Customer service

How To Facilitate The Labor Flexibility Of Agents In Call Centers?

Enreach 17/02/2022
Clock icon 3 min

Flexibility in call centers means making life easier for agents, allowing them to achieve work-life balance. It can also be applied to automated technology that streamlines work.

More recently, another meaning has emerged centered on the growing trend for companies to increase their agility through the introduction of flexible or short-time work contracts.

Flexible work contracts are particularly attractive for industries with seasonal peaks and troughs or in sectors such as insurance, financial planning, and even purchasing channels, where periodic spikes in weather, stock market surges, or demand of products promoted in short bursts are uncontrollable and often unpredictable.

How To Introduce The Right Flexibility Strategy If You Don’t Know How Volatile Your Demand Is?
1) Understanding The Psychology Of Work

Employees like to perform a job knowing that they are providing a valuable service that company manager’s value.

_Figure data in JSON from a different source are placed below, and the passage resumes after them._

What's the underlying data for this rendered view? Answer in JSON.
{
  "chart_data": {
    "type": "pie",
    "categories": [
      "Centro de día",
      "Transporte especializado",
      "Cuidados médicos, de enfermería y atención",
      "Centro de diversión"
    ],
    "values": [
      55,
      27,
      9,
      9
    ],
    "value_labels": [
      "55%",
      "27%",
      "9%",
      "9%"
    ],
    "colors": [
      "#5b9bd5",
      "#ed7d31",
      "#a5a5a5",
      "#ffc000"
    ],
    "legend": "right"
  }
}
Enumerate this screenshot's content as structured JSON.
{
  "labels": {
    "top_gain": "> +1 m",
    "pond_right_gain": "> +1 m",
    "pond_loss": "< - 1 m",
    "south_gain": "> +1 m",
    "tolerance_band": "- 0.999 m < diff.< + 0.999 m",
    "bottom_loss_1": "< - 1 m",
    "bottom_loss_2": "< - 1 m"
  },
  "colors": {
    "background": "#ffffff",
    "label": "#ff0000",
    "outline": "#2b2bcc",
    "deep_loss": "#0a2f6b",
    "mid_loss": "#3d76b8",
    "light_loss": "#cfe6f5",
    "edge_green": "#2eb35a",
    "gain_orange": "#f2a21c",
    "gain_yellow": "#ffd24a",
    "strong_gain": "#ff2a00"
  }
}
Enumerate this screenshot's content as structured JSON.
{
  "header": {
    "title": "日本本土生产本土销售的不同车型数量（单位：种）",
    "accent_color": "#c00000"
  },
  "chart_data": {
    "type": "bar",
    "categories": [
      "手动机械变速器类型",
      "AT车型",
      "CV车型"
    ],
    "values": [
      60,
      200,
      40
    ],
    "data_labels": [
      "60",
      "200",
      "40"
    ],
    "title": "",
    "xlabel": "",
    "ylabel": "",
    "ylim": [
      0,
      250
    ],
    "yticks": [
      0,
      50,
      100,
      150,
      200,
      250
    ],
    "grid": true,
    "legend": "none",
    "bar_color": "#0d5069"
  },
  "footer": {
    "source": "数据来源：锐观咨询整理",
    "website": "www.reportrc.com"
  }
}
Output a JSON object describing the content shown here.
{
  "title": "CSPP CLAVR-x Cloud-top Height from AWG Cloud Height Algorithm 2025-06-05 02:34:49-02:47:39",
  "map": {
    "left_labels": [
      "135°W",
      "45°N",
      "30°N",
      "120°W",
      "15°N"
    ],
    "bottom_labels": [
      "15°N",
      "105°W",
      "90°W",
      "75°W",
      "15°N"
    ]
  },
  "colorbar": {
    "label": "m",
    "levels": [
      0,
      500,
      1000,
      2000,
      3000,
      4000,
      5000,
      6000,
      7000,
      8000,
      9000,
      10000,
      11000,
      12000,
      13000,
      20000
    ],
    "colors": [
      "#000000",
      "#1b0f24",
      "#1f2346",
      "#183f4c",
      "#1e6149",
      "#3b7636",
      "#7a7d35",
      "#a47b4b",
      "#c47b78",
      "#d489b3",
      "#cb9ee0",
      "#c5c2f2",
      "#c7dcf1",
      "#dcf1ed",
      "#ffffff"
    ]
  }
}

Otherwise, they would rather be anywhere but in the office, even if they don’t get paid.

In this regard, the biggest challenge for call center leaders seems to be losing top performers and how to attract the best new talent if they can’t offer a permanent, full-time contract. This is where guaranteed minimum hours contracts can help.

2) Taking The Average Term And Including Unpaid Time Off

Following the middle ground can mitigate the risks of flexible working and short-hour contracts. This is particularly relevant in environments where demand can be highly unpredictable, for example in charity campaigns, advertising of special offers or 24-hour shopping channels.

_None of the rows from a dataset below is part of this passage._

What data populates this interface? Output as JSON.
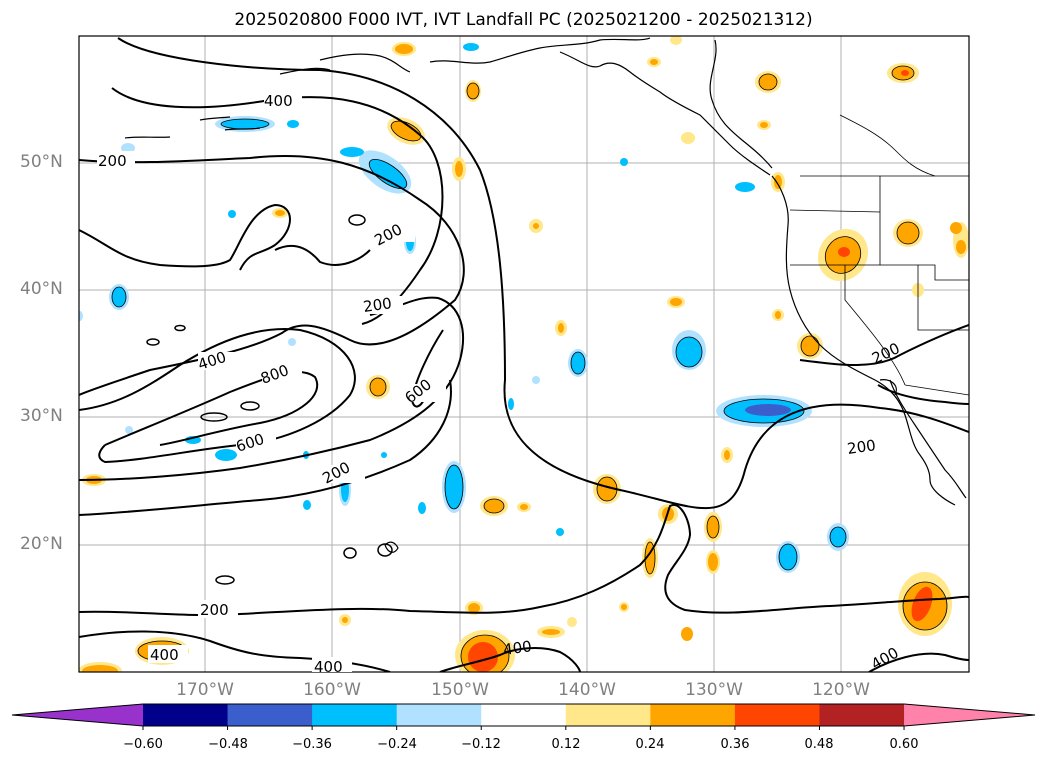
{
  "title": "2025020800 F000 IVT, IVT Landfall PC (2025021200 - 2025021312)",
  "lat_labels": [
    "50°N",
    "40°N",
    "30°N",
    "20°N"
  ],
  "lon_labels": [
    "170°W",
    "160°W",
    "150°W",
    "140°W",
    "130°W",
    "120°W"
  ],
  "contour_labels": [
    "400",
    "200",
    "200",
    "200",
    "400",
    "800",
    "600",
    "600",
    "200",
    "200",
    "200",
    "400",
    "400",
    "400",
    "200",
    "400"
  ],
  "colorbar": {
    "ticks": [
      "−0.60",
      "−0.48",
      "−0.36",
      "−0.24",
      "−0.12",
      "0.12",
      "0.24",
      "0.36",
      "0.48",
      "0.60"
    ],
    "colors": [
      "#9932cc",
      "#00008b",
      "#3a5fcd",
      "#00bfff",
      "#b0e2ff",
      "#ffffff",
      "#ffe78a",
      "#ffa500",
      "#ff4500",
      "#b22222",
      "#ff82ab"
    ]
  }
}
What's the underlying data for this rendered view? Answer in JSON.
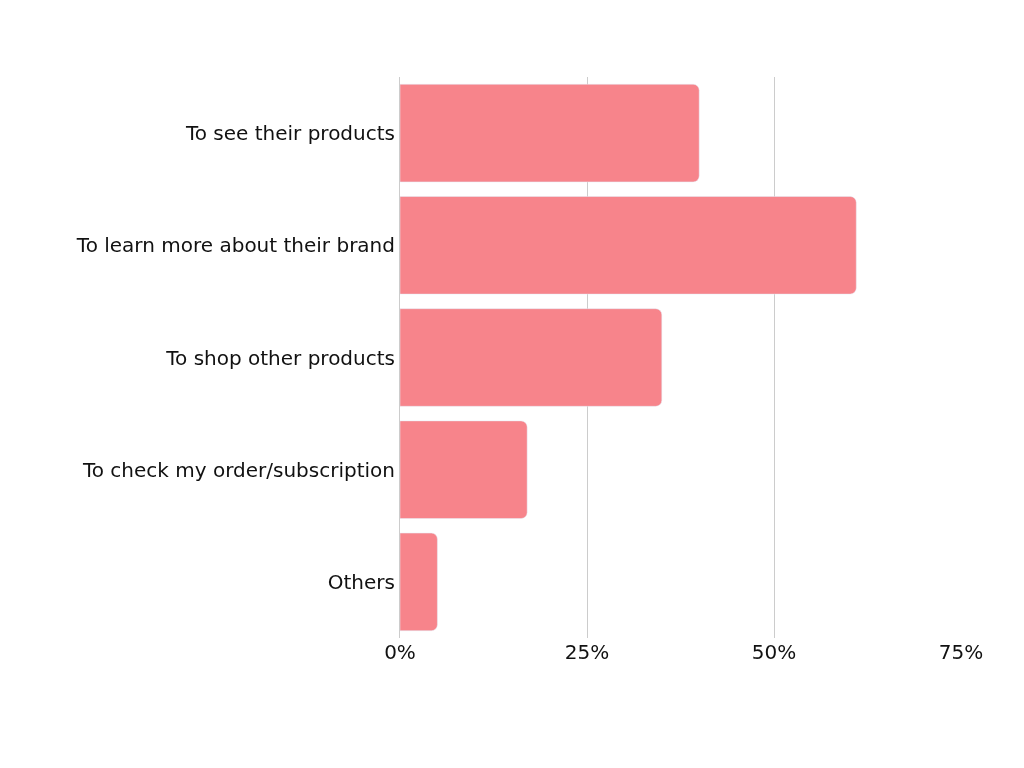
{
  "chart_data": {
    "type": "bar",
    "orientation": "horizontal",
    "categories": [
      "To see their products",
      "To learn more about their brand",
      "To shop other products",
      "To check my order/subscription",
      "Others"
    ],
    "values": [
      40,
      61,
      35,
      17,
      5
    ],
    "color": "#f7848b",
    "xlim": [
      0,
      75
    ],
    "xticks": [
      {
        "value": 0,
        "label": "0%"
      },
      {
        "value": 25,
        "label": "25%"
      },
      {
        "value": 50,
        "label": "50%"
      },
      {
        "value": 75,
        "label": "75%"
      }
    ],
    "grid": "x"
  }
}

In call centers of this type, the demand depends on a number of factors, such as viewing figures and demographics, the popularity of a campaign and the demand for different products.

One option to maintain flexibility but reduce costs is to introduce minimum hour contracts that offer a fixed but flexible number of working hours per week, e.g. 12-20, combined with ‘Paid Time Off’. Although it may seem strange, this option can be very popular. Why? It’s a win-win situation because managers can better control staffing costs and meet customer demand, while agents, while not being paid for time off when they don’t need it, are guaranteed an income and the opportunity to devote more time to your home and social life without having to ask for it.

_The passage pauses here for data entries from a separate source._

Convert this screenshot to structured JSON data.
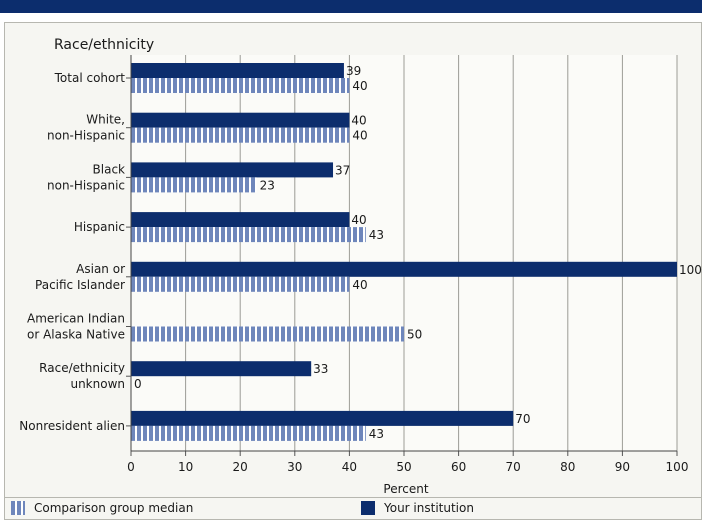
{
  "chart_data": {
    "type": "bar",
    "orientation": "horizontal",
    "title": "",
    "category_axis_title": "Race/ethnicity",
    "xlabel": "Percent",
    "xlim": [
      0,
      100
    ],
    "xticks": [
      0,
      10,
      20,
      30,
      40,
      50,
      60,
      70,
      80,
      90,
      100
    ],
    "grid": true,
    "categories": [
      [
        "Total cohort"
      ],
      [
        "White,",
        "non-Hispanic"
      ],
      [
        "Black",
        "non-Hispanic"
      ],
      [
        "Hispanic"
      ],
      [
        "Asian or",
        "Pacific Islander"
      ],
      [
        "American Indian",
        "or Alaska Native"
      ],
      [
        "Race/ethnicity",
        "unknown"
      ],
      [
        "Nonresident alien"
      ]
    ],
    "series": [
      {
        "name": "Your institution",
        "style": "solid",
        "color": "#0c2d6d",
        "values": [
          39,
          40,
          37,
          40,
          100,
          null,
          33,
          70
        ]
      },
      {
        "name": "Comparison group median",
        "style": "striped",
        "color": "#6e86bb",
        "values": [
          40,
          40,
          23,
          43,
          40,
          50,
          0,
          43
        ]
      }
    ],
    "legend_position": "bottom"
  }
}
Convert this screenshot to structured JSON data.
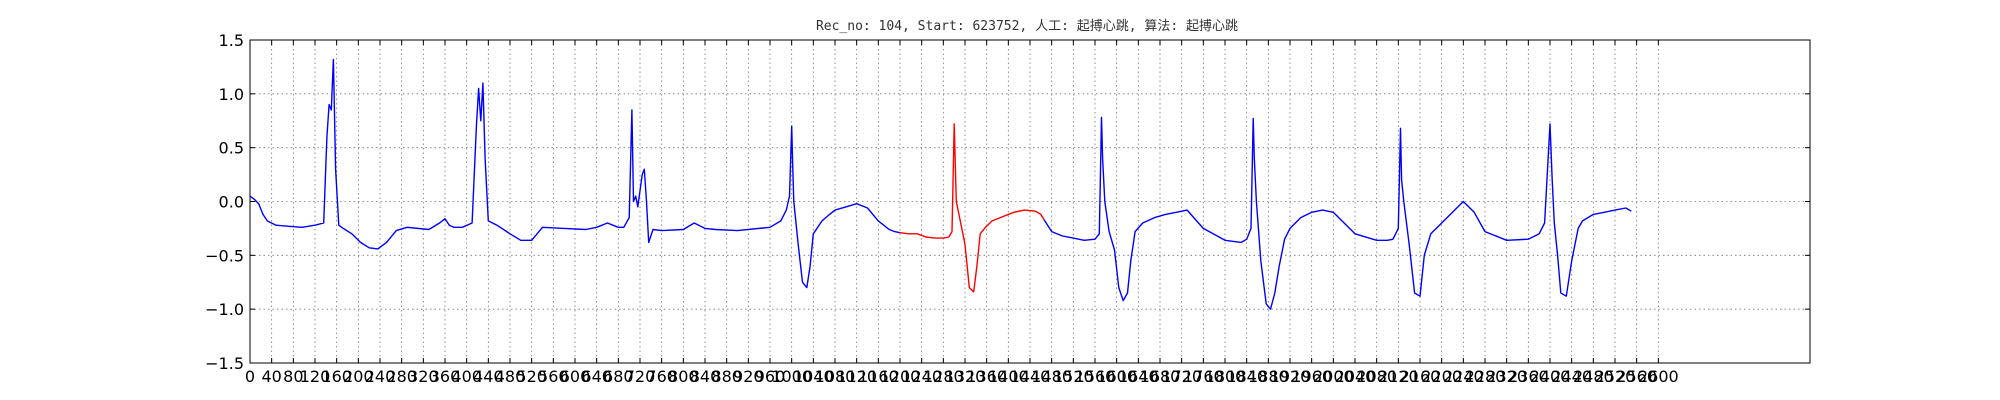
{
  "chart_data": {
    "type": "line",
    "title": "Rec_no: 104, Start: 623752, 人工: 起搏心跳, 算法: 起搏心跳",
    "xlabel": "",
    "ylabel": "",
    "xlim": [
      0,
      2880
    ],
    "ylim": [
      -1.5,
      1.5
    ],
    "grid": true,
    "y_ticks": [
      1.5,
      1.0,
      0.5,
      0.0,
      -0.5,
      -1.0,
      -1.5
    ],
    "y_tick_labels": [
      "1.5",
      "1.0",
      "0.5",
      "0.0",
      "−0.5",
      "−1.0",
      "−1.5"
    ],
    "x_ticks": [
      0,
      40,
      80,
      120,
      160,
      200,
      240,
      280,
      320,
      360,
      400,
      440,
      480,
      520,
      560,
      600,
      640,
      680,
      720,
      760,
      800,
      840,
      880,
      920,
      960,
      1000,
      1040,
      1080,
      1120,
      1160,
      1200,
      1240,
      1280,
      1320,
      1360,
      1400,
      1440,
      1480,
      1520,
      1560,
      1600,
      1640,
      1680,
      1720,
      1760,
      1800,
      1840,
      1880,
      1920,
      1960,
      2000,
      2040,
      2080,
      2120,
      2160,
      2200,
      2240,
      2280,
      2320,
      2360,
      2400,
      2440,
      2480,
      2520,
      2560,
      2600
    ],
    "x_tick_labels": [
      "0",
      "40",
      "80",
      "120",
      "160",
      "200",
      "240",
      "280",
      "320",
      "360",
      "400",
      "440",
      "480",
      "520",
      "560",
      "600",
      "640",
      "680",
      "720",
      "760",
      "800",
      "840",
      "880",
      "920",
      "960",
      "1000",
      "1040",
      "1080",
      "1120",
      "1160",
      "1200",
      "1240",
      "1280",
      "1320",
      "1360",
      "1400",
      "1440",
      "1480",
      "1520",
      "1560",
      "1600",
      "1640",
      "1680",
      "1720",
      "1760",
      "1800",
      "1840",
      "1880",
      "1920",
      "1960",
      "2000",
      "2040",
      "2080",
      "2120",
      "2160",
      "2200",
      "2240",
      "2280",
      "2320",
      "2360",
      "2400",
      "2440",
      "2480",
      "2520",
      "2560",
      "2600"
    ],
    "series": [
      {
        "color": "#0000ff",
        "x": [
          0,
          8,
          16,
          24,
          32,
          48,
          72,
          96,
          120,
          136,
          142,
          146,
          150,
          154,
          158,
          164,
          172,
          188,
          204,
          220,
          236,
          252,
          270,
          290,
          330,
          350,
          360,
          368,
          376,
          392,
          410,
          418,
          422,
          426,
          430,
          434,
          440,
          456,
          480,
          500,
          520,
          540,
          580,
          620,
          640,
          660,
          670,
          680,
          690,
          700,
          705,
          708,
          712,
          716,
          720,
          724,
          728,
          732,
          736,
          744,
          760,
          800,
          820,
          840,
          860,
          900,
          960,
          980,
          990,
          996,
          1000,
          1002,
          1004,
          1012,
          1020,
          1028,
          1034,
          1040,
          1048,
          1056,
          1070,
          1080,
          1100,
          1120,
          1140,
          1160,
          1180,
          1190,
          1200
        ],
        "y": [
          0.05,
          0.02,
          -0.02,
          -0.12,
          -0.18,
          -0.22,
          -0.23,
          -0.24,
          -0.22,
          -0.2,
          0.6,
          0.9,
          0.85,
          1.32,
          0.3,
          -0.22,
          -0.25,
          -0.3,
          -0.38,
          -0.43,
          -0.44,
          -0.38,
          -0.27,
          -0.24,
          -0.26,
          -0.2,
          -0.16,
          -0.22,
          -0.24,
          -0.24,
          -0.2,
          0.7,
          1.05,
          0.75,
          1.1,
          0.4,
          -0.18,
          -0.22,
          -0.3,
          -0.36,
          -0.36,
          -0.24,
          -0.25,
          -0.26,
          -0.24,
          -0.2,
          -0.22,
          -0.24,
          -0.24,
          -0.15,
          0.85,
          0.0,
          0.05,
          -0.05,
          0.1,
          0.25,
          0.3,
          0.0,
          -0.38,
          -0.26,
          -0.27,
          -0.26,
          -0.2,
          -0.25,
          -0.26,
          -0.27,
          -0.24,
          -0.18,
          -0.08,
          0.05,
          0.7,
          0.3,
          0.0,
          -0.4,
          -0.75,
          -0.8,
          -0.6,
          -0.3,
          -0.24,
          -0.18,
          -0.12,
          -0.08,
          -0.05,
          -0.02,
          -0.06,
          -0.18,
          -0.26,
          -0.28,
          -0.29
        ]
      },
      {
        "color": "#ff0000",
        "x": [
          1200,
          1216,
          1232,
          1248,
          1264,
          1280,
          1290,
          1296,
          1300,
          1304,
          1306,
          1312,
          1320,
          1328,
          1336,
          1342,
          1348,
          1356,
          1370,
          1390,
          1410,
          1430,
          1450,
          1460,
          1466
        ],
        "y": [
          -0.29,
          -0.3,
          -0.3,
          -0.33,
          -0.34,
          -0.34,
          -0.33,
          -0.28,
          0.72,
          0.0,
          -0.05,
          -0.2,
          -0.4,
          -0.8,
          -0.84,
          -0.6,
          -0.3,
          -0.25,
          -0.18,
          -0.14,
          -0.1,
          -0.08,
          -0.09,
          -0.12,
          -0.17
        ]
      },
      {
        "color": "#0000ff",
        "x": [
          1466,
          1480,
          1500,
          1520,
          1540,
          1560,
          1568,
          1572,
          1574,
          1578,
          1586,
          1596,
          1604,
          1612,
          1620,
          1626,
          1634,
          1648,
          1670,
          1690,
          1710,
          1730,
          1760,
          1800,
          1830,
          1840,
          1848,
          1852,
          1854,
          1858,
          1866,
          1876,
          1884,
          1892,
          1900,
          1910,
          1920,
          1940,
          1960,
          1980,
          2000,
          2040,
          2080,
          2100,
          2110,
          2120,
          2124,
          2126,
          2130,
          2140,
          2150,
          2160,
          2168,
          2180,
          2200,
          2220,
          2240,
          2260,
          2280,
          2320,
          2360,
          2380,
          2390,
          2400,
          2404,
          2408,
          2414,
          2420,
          2430,
          2440,
          2452,
          2460,
          2480,
          2500,
          2520,
          2540,
          2550
        ],
        "y": [
          -0.17,
          -0.28,
          -0.32,
          -0.34,
          -0.36,
          -0.35,
          -0.3,
          0.78,
          0.4,
          0.0,
          -0.28,
          -0.45,
          -0.8,
          -0.92,
          -0.85,
          -0.55,
          -0.28,
          -0.2,
          -0.15,
          -0.12,
          -0.1,
          -0.08,
          -0.25,
          -0.36,
          -0.38,
          -0.35,
          -0.25,
          0.77,
          0.4,
          0.0,
          -0.55,
          -0.95,
          -1.0,
          -0.85,
          -0.6,
          -0.35,
          -0.25,
          -0.15,
          -0.1,
          -0.08,
          -0.1,
          -0.3,
          -0.36,
          -0.36,
          -0.35,
          -0.25,
          0.68,
          0.2,
          0.0,
          -0.4,
          -0.85,
          -0.88,
          -0.5,
          -0.3,
          -0.2,
          -0.1,
          0.0,
          -0.1,
          -0.28,
          -0.36,
          -0.35,
          -0.3,
          -0.2,
          0.72,
          0.2,
          -0.2,
          -0.5,
          -0.85,
          -0.88,
          -0.55,
          -0.25,
          -0.18,
          -0.12,
          -0.1,
          -0.08,
          -0.06,
          -0.09
        ]
      }
    ]
  }
}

3) Looking Beyond Programming

The introduction of flexible work contracts is definitely an important step forward, but it does not fully solve the problem of enabling schedules to accommodate these new contracts. To maximize flexibility, Workforce Management (WFM) can help agents update their availability to work at certain times/days in advance.

A well thought out flexibility strategy combined with technical innovation offers a better work-life balance for agents on minimum hour contracts. How can this option be implemented?

  • Sending email or SMS notifications to people with the right skills to see if they can work at short notice to fill any gaps.
  • Supervising compliance with agent schedules.
  • Warning when schedules are in danger of being broken with automatic alarms.
  • Offering real-time data, updated in seconds, to enable rapid decision-making and action.

In conclusion this new form of flexible working needs to take into account an understanding of the psychology of work and then and then use this knowledge to introduce technology-supported flexible work contracts that go beyond simple agent scheduling.